The movie made such an impression on me that afterward, I sought out the works of Lovecraft only to be disappointed in the results. Apparently, the bulk of what he wrote about was more about abstract horror, concepts and atmosphere instead of grisly action. Oddly enough, I never read any of the stories upon which Re-Animator is based until a few years ago; I was startled to see how close the movie stuck to the source material. Aside from the time frame (the stories took place over the course of decades, while the movie presents it all in a matter of days) and the contemporary details, Gordon did a masterful job of streamlining the events of the episodic, serialized stories into a coherent narrative.

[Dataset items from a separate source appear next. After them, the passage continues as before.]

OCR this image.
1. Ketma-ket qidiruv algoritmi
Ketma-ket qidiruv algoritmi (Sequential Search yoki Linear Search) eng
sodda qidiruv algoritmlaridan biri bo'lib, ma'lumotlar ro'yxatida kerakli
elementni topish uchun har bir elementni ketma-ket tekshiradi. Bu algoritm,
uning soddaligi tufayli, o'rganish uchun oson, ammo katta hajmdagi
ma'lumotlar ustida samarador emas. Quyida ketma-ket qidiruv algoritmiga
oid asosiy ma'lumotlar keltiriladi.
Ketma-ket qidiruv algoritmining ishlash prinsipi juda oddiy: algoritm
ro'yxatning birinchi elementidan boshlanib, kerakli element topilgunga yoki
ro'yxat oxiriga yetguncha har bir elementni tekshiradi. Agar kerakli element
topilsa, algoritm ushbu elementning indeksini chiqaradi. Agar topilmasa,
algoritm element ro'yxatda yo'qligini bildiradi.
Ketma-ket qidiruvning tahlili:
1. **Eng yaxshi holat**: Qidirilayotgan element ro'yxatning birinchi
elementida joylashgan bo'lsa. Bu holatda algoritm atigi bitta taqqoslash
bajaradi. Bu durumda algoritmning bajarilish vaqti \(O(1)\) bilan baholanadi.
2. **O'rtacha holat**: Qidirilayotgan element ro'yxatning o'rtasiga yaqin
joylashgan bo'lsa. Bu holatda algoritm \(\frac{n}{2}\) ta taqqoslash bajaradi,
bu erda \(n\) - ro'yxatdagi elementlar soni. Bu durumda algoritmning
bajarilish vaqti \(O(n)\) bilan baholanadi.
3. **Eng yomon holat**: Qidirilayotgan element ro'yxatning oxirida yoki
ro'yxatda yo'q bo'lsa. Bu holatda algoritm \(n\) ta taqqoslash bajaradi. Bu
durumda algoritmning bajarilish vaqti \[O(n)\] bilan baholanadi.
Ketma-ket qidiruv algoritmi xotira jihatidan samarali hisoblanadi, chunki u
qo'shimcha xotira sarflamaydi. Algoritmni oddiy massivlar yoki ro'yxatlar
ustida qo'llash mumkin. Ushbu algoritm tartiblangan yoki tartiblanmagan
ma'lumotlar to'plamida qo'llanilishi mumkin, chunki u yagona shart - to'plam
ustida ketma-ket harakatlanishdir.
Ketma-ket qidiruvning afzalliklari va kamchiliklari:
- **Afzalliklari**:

So if I were to recommend any of Lovecraft’s fiction, it would be the Herbert West stories, which the author professed to not highly regard. That is usually the case with artists and their works: The ones they tend to take no pride in are often the best-known, most popular or highest-quality works in their oeuvre. It’s sort of a metaphor for the whole genre of mad-scientist movies and books, too: The creator despises his creation because it is beyond his control, taking on an obscene life of its own. I’ve read that Lovecraft was consciously parodying Mary Shelley’s Frankenstein, a classic work that predates the West stories by over a century — almost the same amount of time difference between Lovecraft’s publication of the West stories and today. Both works deal with the notion of bringing the dead back to life, with dire consequences. By the time both got made into movies, however, the emphasis was on audiences in seats, and chills and thrills. Re-Animator isn’t as scary as Boris Karloff’s star turn in Frankenstein, but it’s just as classic. I just wish I’d first seen it in a theater.

And as recommendations go, I’ll ride to the grave hailing Re-Animator as one of the best horror / sci-fi movies ever made, something that you should definitely watch on Halloween night or at least the week before it. Just make sure the kids are tucked into bed and fast asleep.